Here are the results:    


In [9]:
avg_by_hour

[['09', 5.5777777777777775],
 ['13', 14.741176470588234],
 ['10', 13.440677966101696],
 ['14', 13.233644859813085],
 ['16', 16.796296296296298],
 ['23', 7.985294117647059],
 ['12', 9.41095890410959],
 ['17', 11.46],
 ['15', 38.5948275862069],
 ['21', 16.009174311926607],
 ['20', 21.525],
 ['02', 23.810344827586206],
 ['18', 13.20183486238532],
 ['03', 7.796296296296297],
 ['05', 10.08695652173913],
 ['19', 10.8],
 ['01', 11.383333333333333],
 ['22', 6.746478873239437],
 ['08', 10.25],
 ['04', 7.170212765957447],
 ['00', 8.127272727272727],
 ['06', 9.022727272727273],
 ['07', 7.852941176470588],
 ['11', 11.051724137931034]]

This format makes it difficult to see the hours with the highest values. Lastly, we will sort the list of lists and print the five highest values in a format that's easier to read:

In [12]:
swap_avg_by_hour = []

for sublist in avg_by_hour:
    swap_avg_by_hour.append([sublist[1], sublist[0]])
    
#Here we swapped the order of the sublist elements in avg_by_hour

swap_avg_by_hour

[[5.5777777777777775, '09'],
 [14.741176470588234, '13'],
 [13.440677966101696, '10'],
 [13.233644859813085, '14'],
 [16.796296296296298, '16'],
 [7.985294117647059, '23'],
 [9.41095890410959, '12'],
 [11.46, '17'],
 [38.5948275862069, '15'],
 [16.009174311926607, '21'],
 [21.525, '20'],
 [23.810344827586206, '02'],
 [13.20183486238532, '18'],
 [7.796296296296297, '03'],
 [10.08695652173913, '05'],
 [10.8, '19'],
 [11.383333333333333, '01'],
 [6.746478873239437, '22'],
 [10.25, '08'],
 [7.170212765957447, '04'],
 [8.127272727272727, '00'],
 [9.022727272727273, '06'],
 [7.852941176470588, '07'],
 [11.051724137931034, '11']]

Now we will sort and print the 5 highest values: 

In [19]:
sorted_swap = sorted(swap_avg_by_hour, key= None, reverse= True)

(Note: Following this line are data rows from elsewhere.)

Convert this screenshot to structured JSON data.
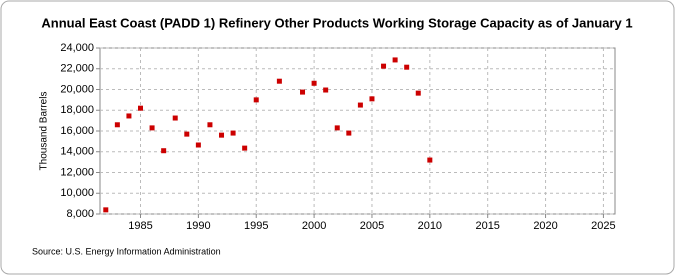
{
  "chart_data": {
    "type": "scatter",
    "title": "Annual East Coast (PADD 1) Refinery Other Products Working Storage Capacity as of January 1",
    "y_label": "Thousand Barrels",
    "source": "Source: U.S. Energy Information Administration",
    "x": [
      1982,
      1983,
      1984,
      1985,
      1986,
      1987,
      1988,
      1989,
      1990,
      1991,
      1992,
      1993,
      1994,
      1995,
      1997,
      1999,
      2000,
      2001,
      2002,
      2003,
      2004,
      2005,
      2006,
      2007,
      2008,
      2009,
      2010
    ],
    "values": [
      8400,
      16600,
      17450,
      18200,
      16300,
      14100,
      17250,
      15700,
      14650,
      16600,
      15600,
      15800,
      14350,
      19000,
      20800,
      19750,
      20600,
      19950,
      16300,
      15800,
      18500,
      19100,
      22250,
      22850,
      22150,
      19650,
      13200
    ],
    "color": "#cc0000",
    "xlim": [
      1981.5,
      2026
    ],
    "xticks": [
      1985,
      1990,
      1995,
      2000,
      2005,
      2010,
      2015,
      2020,
      2025
    ],
    "ylim": [
      8000,
      24000
    ],
    "yticks": [
      {
        "value": 8000,
        "label": "8,000"
      },
      {
        "value": 10000,
        "label": "10,000"
      },
      {
        "value": 12000,
        "label": "12,000"
      },
      {
        "value": 14000,
        "label": "14,000"
      },
      {
        "value": 16000,
        "label": "16,000"
      },
      {
        "value": 18000,
        "label": "18,000"
      },
      {
        "value": 20000,
        "label": "20,000"
      },
      {
        "value": 22000,
        "label": "22,000"
      },
      {
        "value": 24000,
        "label": "24,000"
      }
    ],
    "grid": true
  }
}
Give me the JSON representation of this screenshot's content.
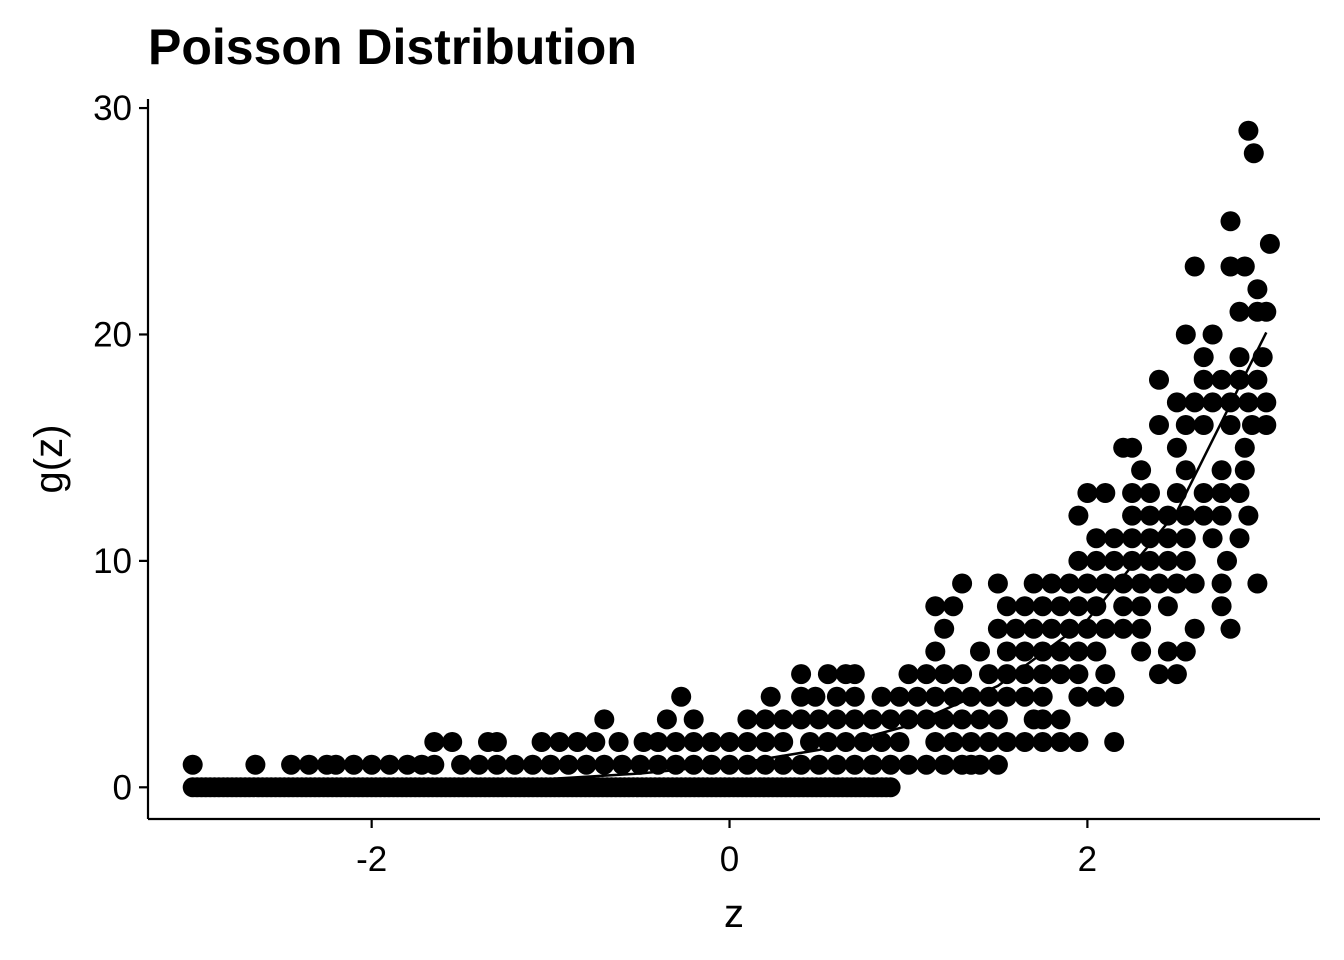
{
  "chart_data": {
    "type": "scatter",
    "title": "Poisson Distribution",
    "xlabel": "z",
    "ylabel": "g(z)",
    "xlim": [
      -3.25,
      3.3
    ],
    "ylim": [
      -1.4,
      30.4
    ],
    "x_ticks": [
      -2,
      0,
      2
    ],
    "x_tick_labels": [
      "-2",
      "0",
      "2"
    ],
    "y_ticks": [
      0,
      10,
      20,
      30
    ],
    "y_tick_labels": [
      "0",
      "10",
      "20",
      "30"
    ],
    "grid": false,
    "legend": "none",
    "point_color": "#000000",
    "line_color": "#000000",
    "series": [
      {
        "kind": "points",
        "note_points": "sampled counts g(z)",
        "points": [
          [
            -3.0,
            1
          ],
          [
            -2.65,
            1
          ],
          [
            -2.45,
            1
          ],
          [
            -2.35,
            1
          ],
          [
            -2.25,
            1
          ],
          [
            -2.2,
            1
          ],
          [
            -2.1,
            1
          ],
          [
            -2.0,
            1
          ],
          [
            -1.9,
            1
          ],
          [
            -1.8,
            1
          ],
          [
            -1.72,
            1
          ],
          [
            -1.65,
            1
          ],
          [
            -1.5,
            1
          ],
          [
            -1.4,
            1
          ],
          [
            -1.3,
            1
          ],
          [
            -1.2,
            1
          ],
          [
            -1.1,
            1
          ],
          [
            -1.0,
            1
          ],
          [
            -0.9,
            1
          ],
          [
            -0.8,
            1
          ],
          [
            -0.7,
            1
          ],
          [
            -0.6,
            1
          ],
          [
            -0.5,
            1
          ],
          [
            -0.4,
            1
          ],
          [
            -0.3,
            1
          ],
          [
            -0.2,
            1
          ],
          [
            -0.1,
            1
          ],
          [
            0.0,
            1
          ],
          [
            0.1,
            1
          ],
          [
            0.2,
            1
          ],
          [
            0.3,
            1
          ],
          [
            0.4,
            1
          ],
          [
            0.5,
            1
          ],
          [
            0.6,
            1
          ],
          [
            0.7,
            1
          ],
          [
            0.8,
            1
          ],
          [
            0.9,
            1
          ],
          [
            1.0,
            1
          ],
          [
            1.1,
            1
          ],
          [
            1.2,
            1
          ],
          [
            1.3,
            1
          ],
          [
            1.35,
            1
          ],
          [
            1.4,
            1
          ],
          [
            1.5,
            1
          ],
          [
            -1.65,
            2
          ],
          [
            -1.55,
            2
          ],
          [
            -1.35,
            2
          ],
          [
            -1.3,
            2
          ],
          [
            -1.05,
            2
          ],
          [
            -0.95,
            2
          ],
          [
            -0.85,
            2
          ],
          [
            -0.75,
            2
          ],
          [
            -0.62,
            2
          ],
          [
            -0.48,
            2
          ],
          [
            -0.4,
            2
          ],
          [
            -0.3,
            2
          ],
          [
            -0.2,
            2
          ],
          [
            -0.1,
            2
          ],
          [
            0.0,
            2
          ],
          [
            0.1,
            2
          ],
          [
            0.2,
            2
          ],
          [
            0.3,
            2
          ],
          [
            0.45,
            2
          ],
          [
            0.55,
            2
          ],
          [
            0.65,
            2
          ],
          [
            0.75,
            2
          ],
          [
            0.85,
            2
          ],
          [
            0.95,
            2
          ],
          [
            1.15,
            2
          ],
          [
            1.25,
            2
          ],
          [
            1.35,
            2
          ],
          [
            1.45,
            2
          ],
          [
            1.55,
            2
          ],
          [
            1.65,
            2
          ],
          [
            1.75,
            2
          ],
          [
            1.85,
            2
          ],
          [
            1.95,
            2
          ],
          [
            2.15,
            2
          ],
          [
            -0.7,
            3
          ],
          [
            -0.35,
            3
          ],
          [
            -0.2,
            3
          ],
          [
            0.1,
            3
          ],
          [
            0.2,
            3
          ],
          [
            0.3,
            3
          ],
          [
            0.4,
            3
          ],
          [
            0.5,
            3
          ],
          [
            0.6,
            3
          ],
          [
            0.7,
            3
          ],
          [
            0.8,
            3
          ],
          [
            0.9,
            3
          ],
          [
            1.0,
            3
          ],
          [
            1.1,
            3
          ],
          [
            1.2,
            3
          ],
          [
            1.3,
            3
          ],
          [
            1.4,
            3
          ],
          [
            1.5,
            3
          ],
          [
            1.7,
            3
          ],
          [
            1.75,
            3
          ],
          [
            1.85,
            3
          ],
          [
            -0.27,
            4
          ],
          [
            0.23,
            4
          ],
          [
            0.4,
            4
          ],
          [
            0.48,
            4
          ],
          [
            0.6,
            4
          ],
          [
            0.7,
            4
          ],
          [
            0.85,
            4
          ],
          [
            0.95,
            4
          ],
          [
            1.05,
            4
          ],
          [
            1.15,
            4
          ],
          [
            1.25,
            4
          ],
          [
            1.35,
            4
          ],
          [
            1.45,
            4
          ],
          [
            1.55,
            4
          ],
          [
            1.65,
            4
          ],
          [
            1.75,
            4
          ],
          [
            1.95,
            4
          ],
          [
            2.05,
            4
          ],
          [
            2.15,
            4
          ],
          [
            0.4,
            5
          ],
          [
            0.55,
            5
          ],
          [
            0.65,
            5
          ],
          [
            0.7,
            5
          ],
          [
            1.0,
            5
          ],
          [
            1.1,
            5
          ],
          [
            1.2,
            5
          ],
          [
            1.3,
            5
          ],
          [
            1.45,
            5
          ],
          [
            1.55,
            5
          ],
          [
            1.65,
            5
          ],
          [
            1.75,
            5
          ],
          [
            1.85,
            5
          ],
          [
            1.95,
            5
          ],
          [
            2.1,
            5
          ],
          [
            2.4,
            5
          ],
          [
            2.5,
            5
          ],
          [
            1.15,
            6
          ],
          [
            1.4,
            6
          ],
          [
            1.55,
            6
          ],
          [
            1.65,
            6
          ],
          [
            1.75,
            6
          ],
          [
            1.85,
            6
          ],
          [
            1.95,
            6
          ],
          [
            2.05,
            6
          ],
          [
            2.3,
            6
          ],
          [
            2.45,
            6
          ],
          [
            2.55,
            6
          ],
          [
            1.2,
            7
          ],
          [
            1.5,
            7
          ],
          [
            1.6,
            7
          ],
          [
            1.7,
            7
          ],
          [
            1.8,
            7
          ],
          [
            1.9,
            7
          ],
          [
            2.0,
            7
          ],
          [
            2.1,
            7
          ],
          [
            2.2,
            7
          ],
          [
            2.3,
            7
          ],
          [
            2.6,
            7
          ],
          [
            2.8,
            7
          ],
          [
            1.15,
            8
          ],
          [
            1.25,
            8
          ],
          [
            1.55,
            8
          ],
          [
            1.65,
            8
          ],
          [
            1.75,
            8
          ],
          [
            1.85,
            8
          ],
          [
            1.95,
            8
          ],
          [
            2.05,
            8
          ],
          [
            2.2,
            8
          ],
          [
            2.3,
            8
          ],
          [
            2.45,
            8
          ],
          [
            2.75,
            8
          ],
          [
            1.3,
            9
          ],
          [
            1.5,
            9
          ],
          [
            1.7,
            9
          ],
          [
            1.8,
            9
          ],
          [
            1.9,
            9
          ],
          [
            2.0,
            9
          ],
          [
            2.1,
            9
          ],
          [
            2.2,
            9
          ],
          [
            2.3,
            9
          ],
          [
            2.4,
            9
          ],
          [
            2.5,
            9
          ],
          [
            2.6,
            9
          ],
          [
            2.75,
            9
          ],
          [
            2.95,
            9
          ],
          [
            1.95,
            10
          ],
          [
            2.05,
            10
          ],
          [
            2.15,
            10
          ],
          [
            2.25,
            10
          ],
          [
            2.35,
            10
          ],
          [
            2.45,
            10
          ],
          [
            2.55,
            10
          ],
          [
            2.78,
            10
          ],
          [
            2.05,
            11
          ],
          [
            2.15,
            11
          ],
          [
            2.25,
            11
          ],
          [
            2.35,
            11
          ],
          [
            2.45,
            11
          ],
          [
            2.55,
            11
          ],
          [
            2.7,
            11
          ],
          [
            2.85,
            11
          ],
          [
            1.95,
            12
          ],
          [
            2.25,
            12
          ],
          [
            2.35,
            12
          ],
          [
            2.45,
            12
          ],
          [
            2.55,
            12
          ],
          [
            2.65,
            12
          ],
          [
            2.75,
            12
          ],
          [
            2.9,
            12
          ],
          [
            2.0,
            13
          ],
          [
            2.1,
            13
          ],
          [
            2.25,
            13
          ],
          [
            2.35,
            13
          ],
          [
            2.5,
            13
          ],
          [
            2.65,
            13
          ],
          [
            2.75,
            13
          ],
          [
            2.85,
            13
          ],
          [
            2.3,
            14
          ],
          [
            2.55,
            14
          ],
          [
            2.75,
            14
          ],
          [
            2.88,
            14
          ],
          [
            2.2,
            15
          ],
          [
            2.25,
            15
          ],
          [
            2.5,
            15
          ],
          [
            2.88,
            15
          ],
          [
            2.4,
            16
          ],
          [
            2.55,
            16
          ],
          [
            2.65,
            16
          ],
          [
            2.8,
            16
          ],
          [
            2.92,
            16
          ],
          [
            3.0,
            16
          ],
          [
            2.5,
            17
          ],
          [
            2.6,
            17
          ],
          [
            2.7,
            17
          ],
          [
            2.8,
            17
          ],
          [
            2.9,
            17
          ],
          [
            3.0,
            17
          ],
          [
            2.4,
            18
          ],
          [
            2.65,
            18
          ],
          [
            2.75,
            18
          ],
          [
            2.85,
            18
          ],
          [
            2.95,
            18
          ],
          [
            2.65,
            19
          ],
          [
            2.85,
            19
          ],
          [
            2.98,
            19
          ],
          [
            2.55,
            20
          ],
          [
            2.7,
            20
          ],
          [
            2.85,
            21
          ],
          [
            2.95,
            21
          ],
          [
            3.0,
            21
          ],
          [
            2.95,
            22
          ],
          [
            2.6,
            23
          ],
          [
            2.8,
            23
          ],
          [
            2.88,
            23
          ],
          [
            3.02,
            24
          ],
          [
            2.8,
            25
          ],
          [
            2.93,
            28
          ],
          [
            2.9,
            29
          ]
        ],
        "zero_band": {
          "from": -3.0,
          "to": 0.9,
          "y": 0
        }
      },
      {
        "kind": "line",
        "x": [
          -3.0,
          -2.5,
          -2.0,
          -1.5,
          -1.0,
          -0.5,
          0.0,
          0.5,
          1.0,
          1.5,
          2.0,
          2.5,
          3.0
        ],
        "y": [
          0.05,
          0.08,
          0.14,
          0.22,
          0.37,
          0.61,
          1.0,
          1.65,
          2.72,
          4.48,
          7.39,
          12.18,
          20.09
        ]
      }
    ]
  }
}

print("Top 5 Hours for Ask Posts Comments:")
for row in sorted_swap[:5]:
    row[1] = dt.datetime.strptime(row[1],"%H").strftime("%H:%M")
    row[0] = "{:.2f}".format(row[0])
    
    print(row[1], ":", row[0], "average comments per post")

Top 5 Hours for Ask Posts Comments:
15:00 : 38.59 average comments per post
02:00 : 23.81 average comments per post
20:00 : 21.52 average comments per post
16:00 : 16.80 average comments per post
21:00 : 16.01 average comments per post


You should post at around 3PM since that is the hour you'll recieve most comments per post. The average for hour 15:00 is much higher than the the other 4 times in the code above.